Ingrezza Shows 48-Week Remission

This analysis was presented at the 2025 Psychiatry Update Conference in Chicago.

"These findings further establish Ingrezza as a highly effective long-term treatment option for individuals living with tardive dyskinesia, regardless of their underlying psychiatric condition, including schizophrenia, schizoaffective disorder or mood disorder," said Eiry W. Roberts, M.D., Chief Medical Officer, Neurocrine Biosciences. "The significant improvements observed in AIMS score and the high remission rates highlight the efficacy of Ingrezza, at even the lowest dose."

The post-hoc analysis was conducted using data from 103 participants who reached the final Week 48 visit in the KINECT 4 clinical trial and assessed a proposed threshold for remission of tardive dyskinesia (TD) symptoms using the Abnormal Involuntary Movement Scale (AIMS). The threshold for remission was defined as an AIMS item score of ≤1 (rating of "none" or "minimal") in each of the seven body regions (items 1-7). The percentage who met the threshold for remission was analyzed by dose (40 mg and 80 mg) and by psychiatric diagnosis (schizophrenia or schizoaffective disorder, mood disorder).

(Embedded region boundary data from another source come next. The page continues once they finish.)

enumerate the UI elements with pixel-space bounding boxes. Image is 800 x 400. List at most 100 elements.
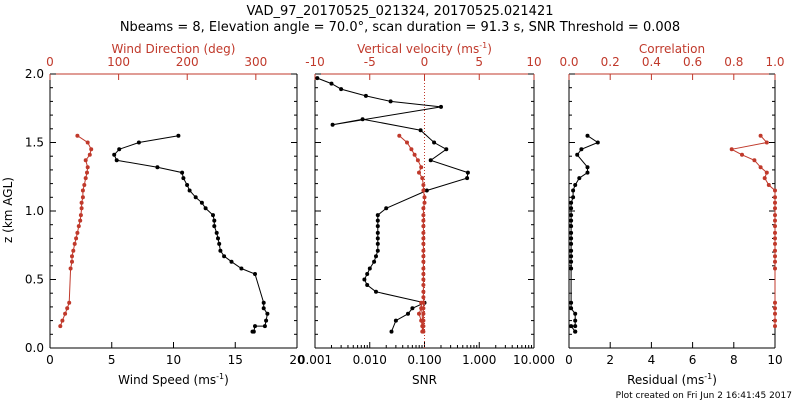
wind-speed-point bbox=[185, 183, 190, 187]
y-axis-label: z (km AGL) bbox=[1, 177, 15, 243]
correlation-point bbox=[729, 147, 734, 152]
y-tick-label: 1.5 bbox=[25, 136, 44, 150]
wind-direction-point bbox=[68, 266, 73, 271]
snr-point bbox=[465, 170, 470, 175]
top-tick-label: 0 bbox=[421, 55, 429, 69]
vertical-velocity-point bbox=[417, 170, 421, 175]
snr-point bbox=[384, 206, 389, 211]
vertical-velocity-point bbox=[412, 152, 417, 157]
residual-point bbox=[585, 133, 590, 138]
vertical-velocity-point bbox=[421, 183, 426, 187]
residual-point bbox=[569, 324, 574, 329]
snr-point bbox=[339, 87, 344, 92]
vertical-velocity-point bbox=[422, 200, 427, 205]
wind-speed-point bbox=[212, 218, 217, 223]
vertical-velocity-point bbox=[420, 324, 425, 329]
snr-point bbox=[393, 318, 398, 323]
residual-point bbox=[569, 224, 574, 229]
snr-point bbox=[428, 158, 433, 163]
x-tick-label: 2 bbox=[606, 353, 614, 367]
residual-point bbox=[569, 206, 574, 211]
wind-direction-line bbox=[59, 135, 92, 327]
figure-title: VAD_97_20170525_021324, 20170525.021421 bbox=[247, 4, 554, 19]
correlation-point bbox=[773, 236, 777, 241]
vertical-velocity-point bbox=[421, 218, 426, 223]
x-tick-label: 20 bbox=[289, 353, 304, 367]
wind-speed-point bbox=[229, 259, 234, 264]
wind-speed-point bbox=[264, 318, 269, 323]
wind-direction-point bbox=[87, 152, 92, 157]
snr-point bbox=[375, 213, 380, 218]
vertical-velocity-point bbox=[419, 165, 424, 170]
correlation-point bbox=[773, 266, 777, 271]
top-tick-label: 0.2 bbox=[601, 55, 620, 69]
correlation-point bbox=[773, 195, 777, 200]
y-tick-label: 0.5 bbox=[25, 273, 44, 287]
residual-point bbox=[569, 306, 574, 311]
wind-speed-point bbox=[214, 230, 219, 235]
residual-point bbox=[573, 183, 578, 187]
wind-direction-point bbox=[85, 140, 90, 145]
wind-direction-point bbox=[60, 318, 65, 323]
vertical-velocity-point bbox=[421, 311, 426, 316]
snr-point bbox=[329, 81, 334, 86]
snr-point bbox=[363, 93, 368, 98]
residual-point bbox=[569, 230, 574, 235]
y-tick-label: 1.0 bbox=[25, 204, 44, 218]
snr-point bbox=[315, 76, 320, 81]
snr-point bbox=[365, 272, 370, 276]
residual-point bbox=[577, 176, 582, 181]
correlation-point bbox=[758, 165, 763, 170]
snr-point bbox=[375, 241, 380, 246]
residual-point bbox=[573, 329, 578, 334]
wind-direction-point bbox=[83, 176, 88, 181]
residual-point bbox=[595, 140, 600, 145]
x-tick-label: 10 bbox=[166, 353, 181, 367]
vertical-velocity-point bbox=[421, 236, 426, 241]
correlation-point bbox=[773, 254, 777, 259]
wind-speed-point bbox=[117, 147, 122, 152]
snr-point bbox=[375, 218, 380, 223]
top-tick-label: 0.0 bbox=[559, 55, 578, 69]
residual-point bbox=[569, 236, 574, 241]
x-tick-label: 0.010 bbox=[353, 353, 387, 367]
wind-speed-point bbox=[155, 165, 160, 170]
residual-point bbox=[569, 218, 574, 223]
snr-point bbox=[360, 117, 365, 122]
top-tick-label: 200 bbox=[176, 55, 199, 69]
correlation-point bbox=[762, 176, 767, 181]
residual-point bbox=[575, 152, 580, 157]
wind-direction-point bbox=[80, 195, 85, 200]
wind-speed-point bbox=[180, 170, 185, 175]
vertical-velocity-point bbox=[421, 259, 426, 264]
wind-speed-point bbox=[261, 306, 266, 311]
vertical-velocity-point bbox=[409, 147, 414, 152]
snr-panel: 0.001 0.010 0.100 1.000 10.000 SNR -10 -5 0 5 10 Ve… bbox=[298, 41, 555, 387]
x-tick-label: 0.100 bbox=[407, 353, 441, 367]
snr-point bbox=[432, 140, 437, 145]
snr-point bbox=[389, 329, 394, 334]
correlation-line bbox=[730, 135, 776, 327]
wind-direction-point bbox=[78, 213, 83, 218]
wind-speed-line bbox=[113, 135, 268, 333]
top-tick-label: 0.4 bbox=[642, 55, 661, 69]
snr-point bbox=[375, 224, 380, 229]
x-tick-label: 5 bbox=[108, 353, 116, 367]
wind-speed-point bbox=[218, 248, 223, 253]
correlation-point bbox=[773, 248, 777, 253]
correlation-point bbox=[773, 188, 777, 193]
wind-speed-point bbox=[181, 176, 186, 181]
wind-direction-point bbox=[70, 259, 74, 264]
wind-speed-point bbox=[216, 236, 220, 241]
wind-speed-point bbox=[211, 213, 215, 218]
correlation-point bbox=[773, 213, 777, 218]
vertical-velocity-point bbox=[421, 224, 426, 229]
x-tick-label: 8 bbox=[730, 353, 738, 367]
top-tick-label: 0.8 bbox=[724, 55, 743, 69]
snr-point bbox=[388, 99, 393, 104]
wind-speed-point bbox=[262, 324, 267, 329]
snr-point bbox=[365, 283, 370, 287]
snr-point bbox=[375, 236, 380, 241]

A majority of participants who received 48 weeks of once-daily Ingrezza reached the threshold for remission of TD while on treatment, regardless of underlying psychiatric diagnosis or dose: i) 59.2% (61/103) of participants who completed the study achieved remission, including 58.6% (17/29) of participants on the 40 mg dose and 59.5% (44/74) of participants on the 80 mg dose. Both 40 mg and 80 mg doses of Ingrezza showed significant improvements in AIMS total scores, with mean baseline scores of 12.4 (40 mg) and 15.1 (80 mg) decreasing to 2.1 and 2.5, respectively, at Week 48. ii) Remission rates were consistent across psychiatric diagnoses, with 57.7% (41/71) of participants with schizophrenia or schizoaffective disorder and 62.5% (20/32) of participants with mood disorders achieving remission. iii) Substantial Long-Term Improvements in Tardive Dyskinesia With Valbenazine 40 mg (from additional poster presentation at the 2025 Psychiatry Update Conference).

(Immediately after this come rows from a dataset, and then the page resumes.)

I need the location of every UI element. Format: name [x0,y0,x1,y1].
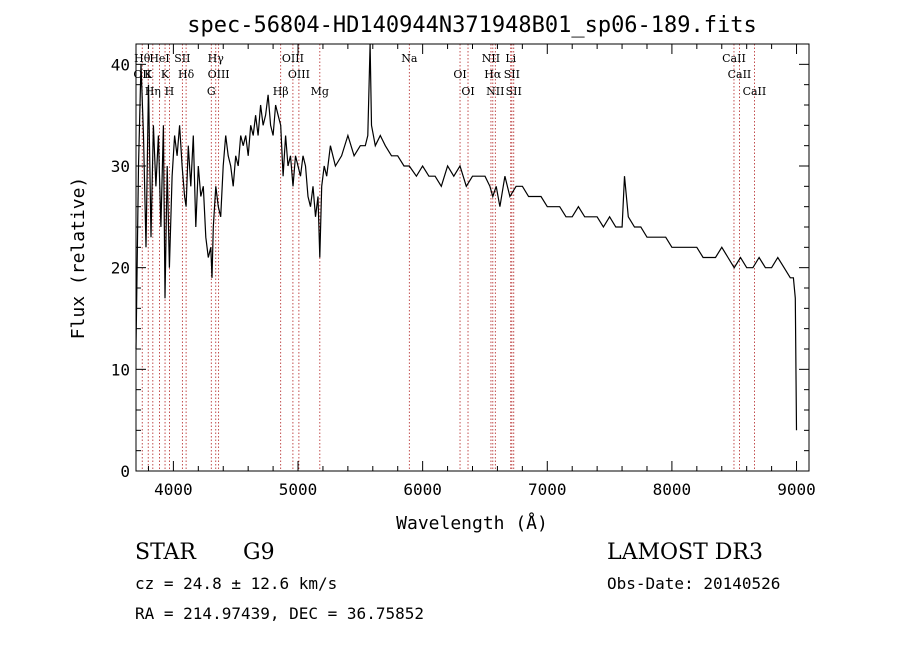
line-marker-label: SII [504,68,520,81]
line-marker-label: Li [505,52,516,65]
spectral-line-markers [141,44,755,471]
line-marker-label: Hγ [208,52,225,65]
y-tick-label: 40 [111,55,130,74]
x-tick-label: 8000 [653,480,692,499]
x-tick-label: 7000 [528,480,567,499]
y-tick-label: 0 [120,462,130,481]
survey-name: LAMOST DR3 [607,540,763,565]
line-marker-label: CaII [722,52,746,65]
line-marker-label: H [165,85,175,98]
line-marker-label: NII [482,52,500,65]
line-marker-label: OI [453,68,466,81]
line-marker-label: G [207,85,216,98]
redshift-cz: cz = 24.8 ± 12.6 km/s [135,574,338,593]
line-marker-label: Hδ [178,68,195,81]
line-marker-label: OII [133,68,151,81]
line-marker-label: HeI [149,52,169,65]
y-axis: 0 10 20 30 40 [111,43,809,481]
y-axis-label: Flux (relative) [68,177,89,340]
line-marker-label: Hη [145,85,161,98]
spectrum-line [135,43,798,431]
chart-title: spec-56804-HD140944N371948B01_sp06-189.f… [187,13,757,38]
y-tick-label: 20 [111,259,130,278]
line-marker-label: NII [486,85,504,98]
line-marker-label: CaII [743,85,767,98]
line-marker-label: SII [174,52,190,65]
line-marker-label: OIII [288,68,310,81]
y-tick-label: 10 [111,360,130,379]
line-marker-label: SII [506,85,522,98]
object-class: STAR [135,540,196,565]
line-marker-label: K [144,68,153,81]
x-tick-label: 6000 [403,480,442,499]
line-marker-label: OIII [282,52,304,65]
object-subclass: G9 [243,540,275,565]
obs-date: Obs-Date: 20140526 [607,574,781,593]
line-marker-label: OI [461,85,474,98]
x-tick-label: 4000 [154,480,193,499]
line-marker-label: Na [401,52,418,65]
line-marker-label: Hθ [134,52,151,65]
line-marker-label: Mg [311,85,329,98]
x-axis-label: Wavelength (Å) [396,512,548,534]
line-marker-label: K [161,68,170,81]
spectral-line-labels: HθOIIKHηHeIKHSIIHδGHγOIIIHβOIIIOIIIMgNaO… [133,52,766,98]
x-axis: 4000 5000 6000 7000 8000 9000 [147,44,816,499]
line-marker-label: Hα [484,68,502,81]
line-marker-label: Hβ [273,85,289,98]
y-tick-label: 30 [111,157,130,176]
x-tick-label: 5000 [279,480,318,499]
line-marker-label: OIII [208,68,230,81]
line-marker-label: CaII [728,68,752,81]
x-tick-label: 9000 [777,480,816,499]
coordinates: RA = 214.97439, DEC = 36.75852 [135,604,424,623]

KINECT 4 is a Phase III, open-label study, in which 163 participants with moderate to severe TD and underlying schizophrenia, schizoaffective disorder or mood disorder (including bipolar disorder or major depressive disorder) received 48 weeks of open-label treatment with once-daily Ingrezza (40 mg or 80 mg capsules) followed by a four-week washout. Dosing was initiated at 40 mg/day in all participants, with escalation to 80 mg/day at Week 4 based on effectiveness and tolerability. Dose reduction to 40 mg was allowed in participants who could not tolerate the 80 mg dose. Participants were discontinued if the new dose was not tolerated.

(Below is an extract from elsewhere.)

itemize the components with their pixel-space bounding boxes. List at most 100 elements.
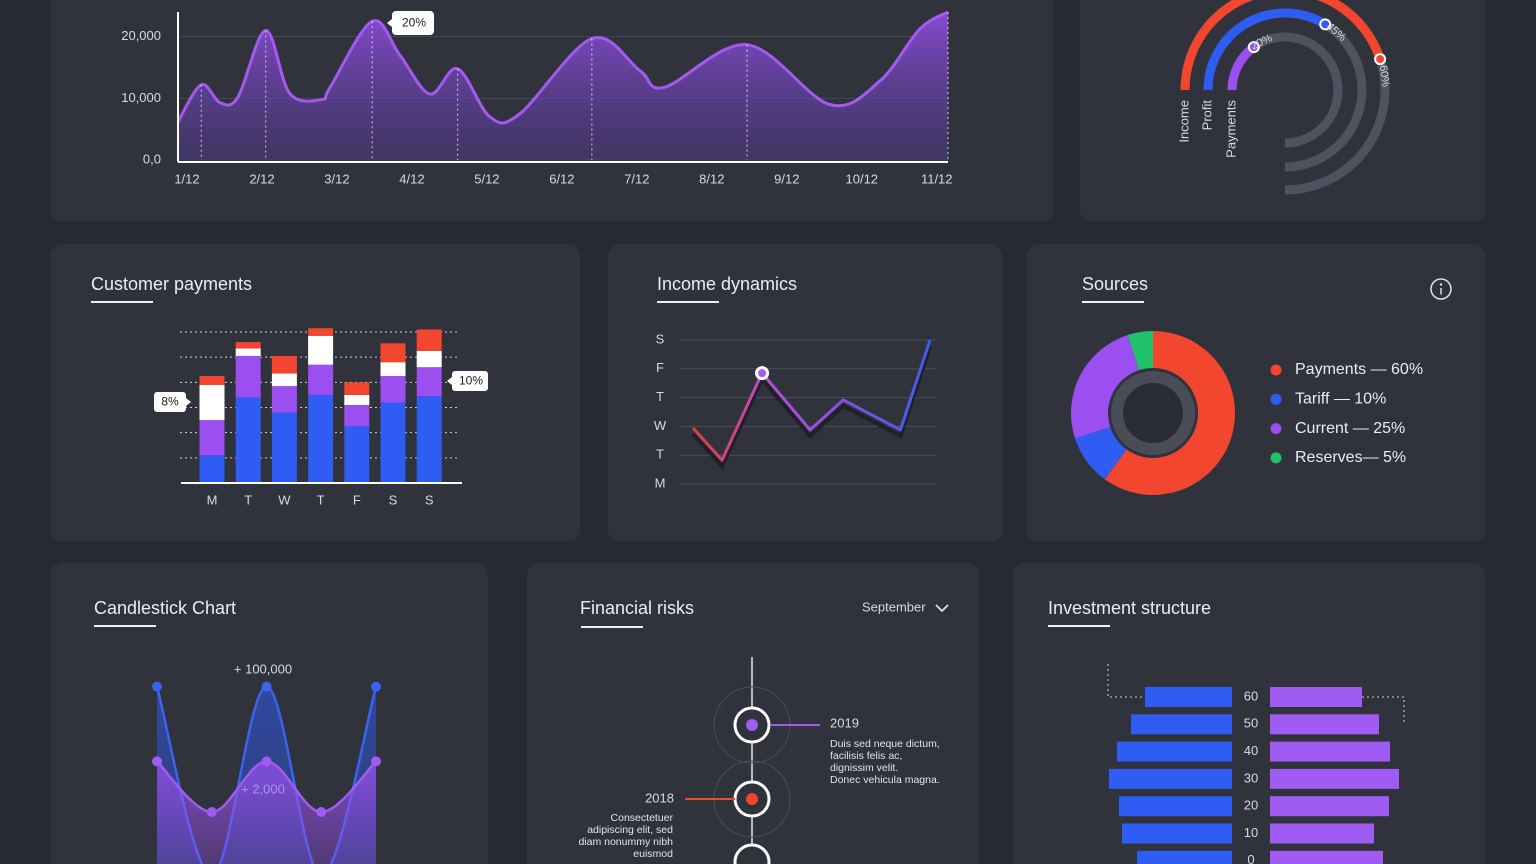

Participants experienced TD improvements during long-term treatment as demonstrated by mean change from baseline to Week 48 in AIMS total score (sum of items 1-7, evaluated by site raters) with Ingrezza 40 mg/day (-10.2) or 80 mg/day (-11.0). Consistent with previous studies, Ingrezza was generally well tolerated. After Week 4, treatment emergent adverse events (TEAEs) that occurred in ≥ 5% of all participants (combined dose groups) were urinary tract infection (8.5%) and headache (5.2%). Changes from baseline in psychiatric stability, vital signs, electrocardiogram parameters and laboratory test values were generally small and not clinically significant.